Mycroft smelt the sawdust, the solder and the glue. He slipped his umbrella into the stand by his desk and sat. Several files were stacked before him, a diagram topmost.

Red lingered by the closed door, sniffing metal and concrete repeatedly before making a complete circuit of the room then half of another. He halted in front of the mirror and stood, his paw flattening against the glass.

Mycroft glanced up from the final page of the first file as the mirror moved to the left.

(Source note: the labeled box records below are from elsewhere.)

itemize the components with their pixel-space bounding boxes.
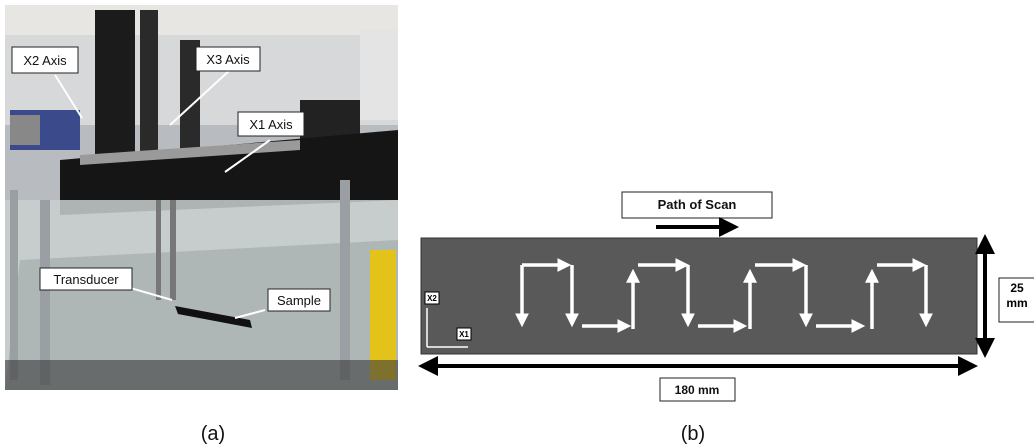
caption: (b) [681, 423, 705, 445]
height-label-wrap: 25 mm [1000, 281, 1034, 321]
figure: X2 Axis X3 Axis X1 Axis Transducer Sampl… [0, 0, 1034, 448]
axis-label: X1 [459, 330, 469, 339]
label: Transducer [53, 272, 119, 287]
sample [421, 238, 977, 354]
height-label: 25 mm [1003, 281, 1031, 311]
label: X3 Axis [206, 52, 250, 67]
label: X2 Axis [23, 53, 67, 68]
label: Sample [277, 293, 321, 308]
axis-label: X2 [427, 294, 437, 303]
width-label: 180 mm [675, 383, 720, 397]
label: X1 Axis [249, 117, 293, 132]
caption: (a) [201, 423, 225, 445]
path-label: Path of Scan [658, 197, 737, 212]
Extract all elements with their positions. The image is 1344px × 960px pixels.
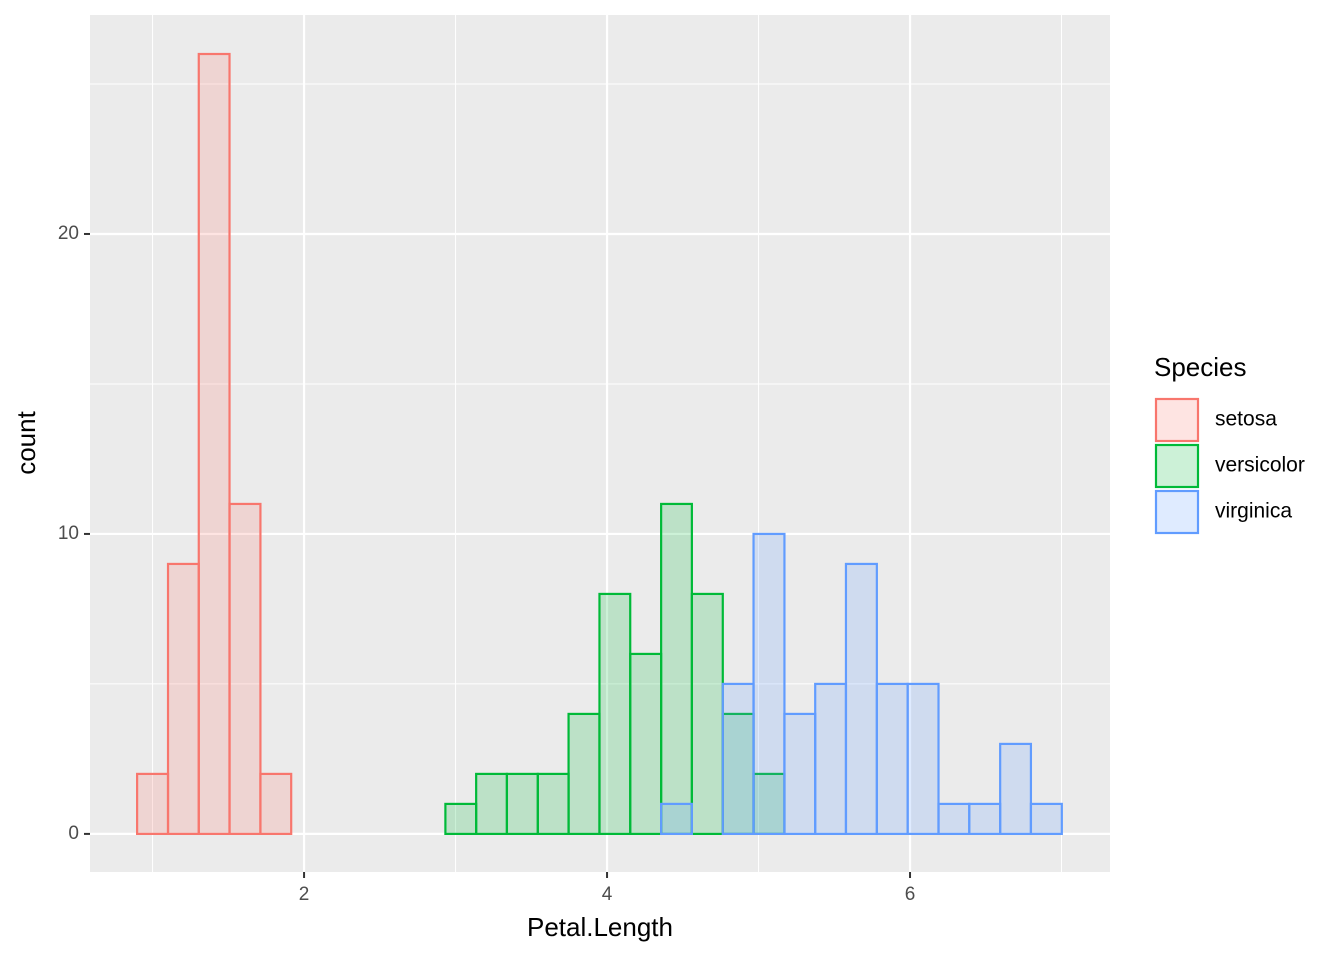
bar bbox=[505, 772, 539, 836]
bar bbox=[136, 772, 170, 836]
x-axis-title: Petal.Length bbox=[527, 912, 673, 942]
y-tick-label: 20 bbox=[58, 223, 79, 244]
legend-key bbox=[1154, 443, 1200, 489]
bar bbox=[875, 682, 909, 836]
legend-label: versicolor bbox=[1215, 454, 1305, 477]
bar bbox=[197, 52, 231, 836]
x-tick-label: 6 bbox=[905, 884, 916, 905]
x-tick-label: 4 bbox=[602, 884, 613, 905]
bar bbox=[567, 712, 601, 836]
bar bbox=[752, 532, 786, 836]
bar bbox=[1029, 802, 1063, 836]
bar bbox=[166, 562, 200, 836]
legend-key bbox=[1154, 397, 1200, 443]
legend-title: Species bbox=[1154, 352, 1247, 382]
bar bbox=[844, 562, 878, 836]
bar bbox=[690, 592, 724, 836]
legend-label: virginica bbox=[1215, 500, 1292, 523]
bar bbox=[660, 802, 693, 836]
y-tick-label: 10 bbox=[58, 523, 79, 544]
bar bbox=[228, 502, 262, 836]
bar bbox=[444, 802, 478, 836]
bar bbox=[598, 592, 632, 836]
bar bbox=[968, 802, 1002, 836]
bar bbox=[629, 652, 663, 836]
bar bbox=[721, 682, 755, 836]
legend-label: setosa bbox=[1215, 408, 1277, 431]
bar bbox=[999, 742, 1033, 836]
bar bbox=[536, 772, 570, 836]
bar bbox=[937, 802, 971, 836]
legend-key bbox=[1154, 489, 1200, 535]
bar bbox=[906, 682, 940, 836]
y-axis-title: count bbox=[11, 410, 41, 474]
bar bbox=[783, 712, 817, 836]
bar bbox=[814, 682, 848, 836]
bar bbox=[475, 772, 509, 836]
bar bbox=[660, 502, 693, 836]
bar bbox=[259, 772, 293, 836]
x-tick-label: 2 bbox=[299, 884, 310, 905]
y-tick-label: 0 bbox=[68, 823, 79, 844]
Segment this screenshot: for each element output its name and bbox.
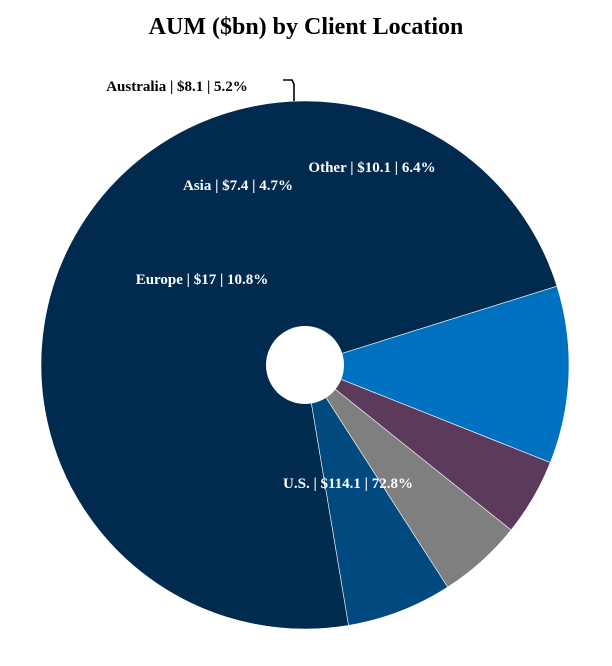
pie-labels: U.S. | $114.1 | 72.8% Europe | $17 | 10.8… <box>106 79 435 492</box>
label-asia: Asia | $7.4 | 4.7% <box>183 178 293 194</box>
chart-title: AUM ($bn) by Client Location <box>148 14 464 40</box>
slice-other <box>304 364 449 626</box>
label-australia: Australia | $8.1 | 5.2% <box>106 79 248 95</box>
slice-europe <box>304 285 570 463</box>
label-other: Other | $10.1 | 6.4% <box>308 160 435 176</box>
donut-hole <box>266 326 344 404</box>
label-europe: Europe | $17 | 10.8% <box>136 272 269 288</box>
australia-leader-line <box>283 79 295 101</box>
label-us: U.S. | $114.1 | 72.8% <box>283 476 413 492</box>
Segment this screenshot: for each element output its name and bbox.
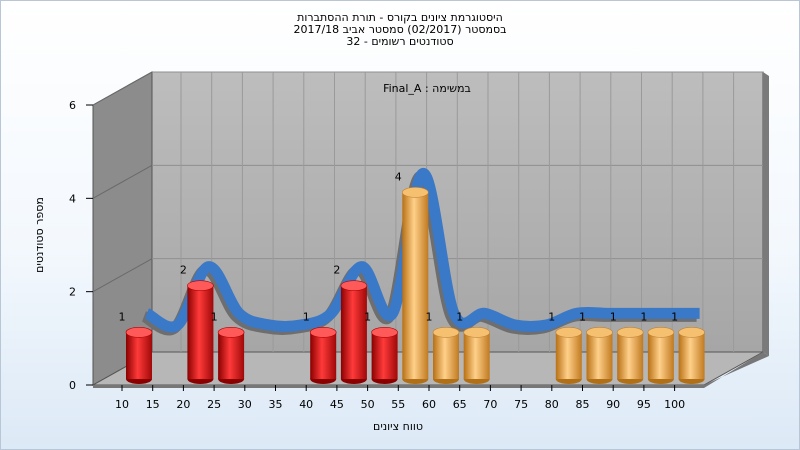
bar-value-label: 1 — [211, 310, 218, 323]
bar-top — [340, 280, 368, 291]
y-axis-title: מספר סטודנטים — [33, 197, 46, 273]
bar: 1 — [671, 310, 705, 384]
bar-body — [402, 192, 429, 379]
bar: 2 — [333, 264, 368, 384]
bar-body — [126, 332, 152, 379]
bar-value-label: 1 — [303, 310, 310, 323]
x-tick-label: 25 — [207, 398, 221, 411]
bar-body — [617, 332, 644, 379]
bar: 1 — [211, 310, 245, 384]
bar-value-label: 1 — [456, 310, 463, 323]
bar: 1 — [456, 310, 491, 384]
gridline-wall — [92, 258, 153, 293]
bar-body — [218, 332, 245, 379]
bar-body — [555, 332, 582, 379]
bar-body — [586, 332, 613, 379]
bar-top — [586, 327, 613, 338]
bar-top — [187, 280, 214, 291]
x-tick-label: 85 — [576, 398, 590, 411]
x-tick-label: 45 — [330, 398, 344, 411]
x-tick-label: 70 — [483, 398, 497, 411]
bar-top — [463, 327, 491, 338]
bar: 4 — [395, 170, 429, 384]
bar-value-label: 1 — [548, 310, 555, 323]
bars: 1 2 1 1 2 1 4 1 1 1 1 1 1 1 — [119, 170, 705, 384]
bar-top — [432, 327, 460, 338]
bar-value-label: 1 — [610, 310, 617, 323]
bar-value-label: 2 — [180, 264, 187, 277]
bar-value-label: 1 — [579, 310, 586, 323]
bar-body — [310, 332, 337, 379]
x-tick-label: 35 — [269, 398, 283, 411]
bar-value-label: 1 — [671, 310, 678, 323]
bar: 1 — [426, 310, 460, 384]
bar-body — [371, 332, 398, 379]
bar-top — [678, 327, 705, 338]
x-axis-title: טווח ציונים — [373, 420, 423, 433]
y-tick-label: 6 — [69, 99, 76, 112]
bar-body — [340, 285, 367, 379]
bar-top — [616, 327, 644, 338]
x-tick-label: 60 — [422, 398, 436, 411]
x-tick-label: 55 — [391, 398, 405, 411]
chart-title: היסטוגרמת ציונים בקורס - תורת ההסתברות — [297, 11, 503, 24]
x-axis-ticks: 10 15 20 25 30 35 40 45 50 55 60 65 70 75 80 85 90 95 100 — [115, 385, 685, 411]
y-tick-label: 2 — [69, 286, 76, 299]
bar-top — [371, 327, 398, 338]
gridline-wall — [92, 71, 153, 106]
x-tick-label: 65 — [453, 398, 467, 411]
bar-top — [217, 327, 245, 338]
x-tick-label: 30 — [238, 398, 252, 411]
task-annotation: במשימה : Final_A — [383, 82, 471, 95]
bar: 1 — [303, 310, 337, 384]
bar-top — [309, 327, 337, 338]
bar-body — [678, 332, 705, 379]
bar-body — [433, 332, 459, 379]
x-tick-label: 80 — [545, 398, 559, 411]
y-tick-label: 0 — [69, 379, 76, 392]
bar: 2 — [180, 264, 214, 384]
bar-value-label: 1 — [119, 310, 126, 323]
bar: 1 — [640, 310, 675, 384]
x-tick-label: 10 — [115, 398, 129, 411]
bar-body — [647, 332, 674, 379]
bar-top — [647, 327, 675, 338]
bar: 1 — [579, 310, 613, 384]
bar-value-label: 4 — [395, 170, 402, 183]
y-tick-label: 4 — [69, 192, 76, 205]
x-tick-label: 100 — [664, 398, 685, 411]
bar-top — [125, 327, 153, 338]
bar: 1 — [364, 310, 398, 384]
chart-subtitle: בסמסטר (02/2017) סמסטר אביב 2017/18 — [293, 23, 507, 36]
bar: 1 — [610, 310, 644, 384]
x-tick-label: 90 — [606, 398, 620, 411]
bar-body — [187, 285, 214, 379]
x-tick-label: 40 — [299, 398, 313, 411]
bar-value-label: 1 — [364, 310, 371, 323]
gridline-wall — [92, 164, 153, 199]
bar-top — [555, 327, 583, 338]
bar-value-label: 1 — [640, 310, 647, 323]
x-tick-label: 15 — [146, 398, 160, 411]
bar-value-label: 2 — [333, 264, 340, 277]
right-wall-edge — [763, 72, 769, 356]
bar-top — [401, 187, 429, 198]
bar-value-label: 1 — [426, 310, 433, 323]
x-tick-label: 50 — [361, 398, 375, 411]
chart-registered-count: סטודנטים רשומים - 32 — [346, 35, 454, 48]
x-tick-label: 95 — [637, 398, 651, 411]
x-tick-label: 75 — [514, 398, 528, 411]
bar: 1 — [119, 310, 153, 384]
bar-body — [463, 332, 490, 379]
curve-line — [144, 167, 700, 333]
bar: 1 — [548, 310, 583, 384]
y-axis-ticks: 0 2 4 6 — [69, 99, 93, 392]
distribution-curve — [141, 167, 700, 336]
x-tick-label: 20 — [176, 398, 190, 411]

Red jumped back and crouched.

The glass came to a rest over the adjacent wall, revealing a deep cupboard set into the cement, divided by carpet-covered shelves of increasing narrowness as they progressed upwards from the floor.

Ears out to the side, Red slunk forward, whiskers twitching.

Mycroft took out his pocket watch. Five seconds later, the tip of Red’s tail was no longer visible. Two seconds after that, the sound of kibble being crunched reached his ears. Mycroft made a modification to the diagram and picked up the second file.

***

John avoided the creaky stairs and the noisy boards of the landing. He sat on the step above Sherlock and leaned over his shoulder. “What next?” he whispered.

Sherlock touched his forefinger to his lips then pointed towards the sitting room door.

Three entered the hallway and stopped midway, looking first towards the stairs leading down and then those leading up. He found Sherlock and John and settled his gaze on them. Apgar, Freud and Gray had followed, pausing behind Three when he halted. Gray glanced up, meowed and began digging his claws into the carpet, the sound of the fibres ripping distinct as he pulled his paw up with his claws still hooked about them.

John recognised the pattern: R-E-T-U-R-N.

“My cue,” Sherlock murmured and stood, walking slowly down the stairs until he was a pace or two from the sitting room door. He crouched.

Gray meowed again and leapt onto Sherlock’s knee, stretched up to Sherlock’s shoulder, rubbed his face against Sherlock’s cheek and purred. Sherlock stroked Gray’s back until Gray turned and jumped down, trotted to where Three stood and touched his nose to Three’s.

Freud started kneading the carpet.

Sherlock glanced over his shoulder at John and raised his eyebrow.

“Right,” John mumbled and descended the steps. He sat on the hallway chair. Apgar and Freud chose separate legs to climb, circling each other when they reached his lap and purring as they butted their heads against his jumper. John felt a bit chuffed to have two of them making a fuss of him. He glanced up and Sherlock rolled his eyes.

When John looked away, Three was heading down the stairs. A moment later, the rhythmic scratching on Mrs Hudson’s door reached their ears.

“I’ll get that, shall I?” Sherlock said, extending his arm. Gray ran up it and arranged himself on Sherlock’s shoulder. Together they answered the summons.

Freud and Apgar curled into a furry heap and closed their eyes. John curved an arm around them, heard Mrs Hudson's door open. A minute later Sherlock and Gray came into view on the stairs.

"Gone the way he came?" John asked.

Sherlock nodded.

“We passed muster, then,” John said.

“It would appear so,” Sherlock replied.

“He’ll come back?” John asked.

“He knows the way now,” Sherlock said.

“But you aren’t going to tell Mycroft,” John surmised.

"Three's used to his autonomy," Sherlock said, his hand drifting to his shoulder. Gray nudged at Sherlock's fingers with his nose. Sherlock smoothed Gray's fur and strolled into the sitting room. “And it will mean so much more to Mycroft if he finds him on his own, don't you think.”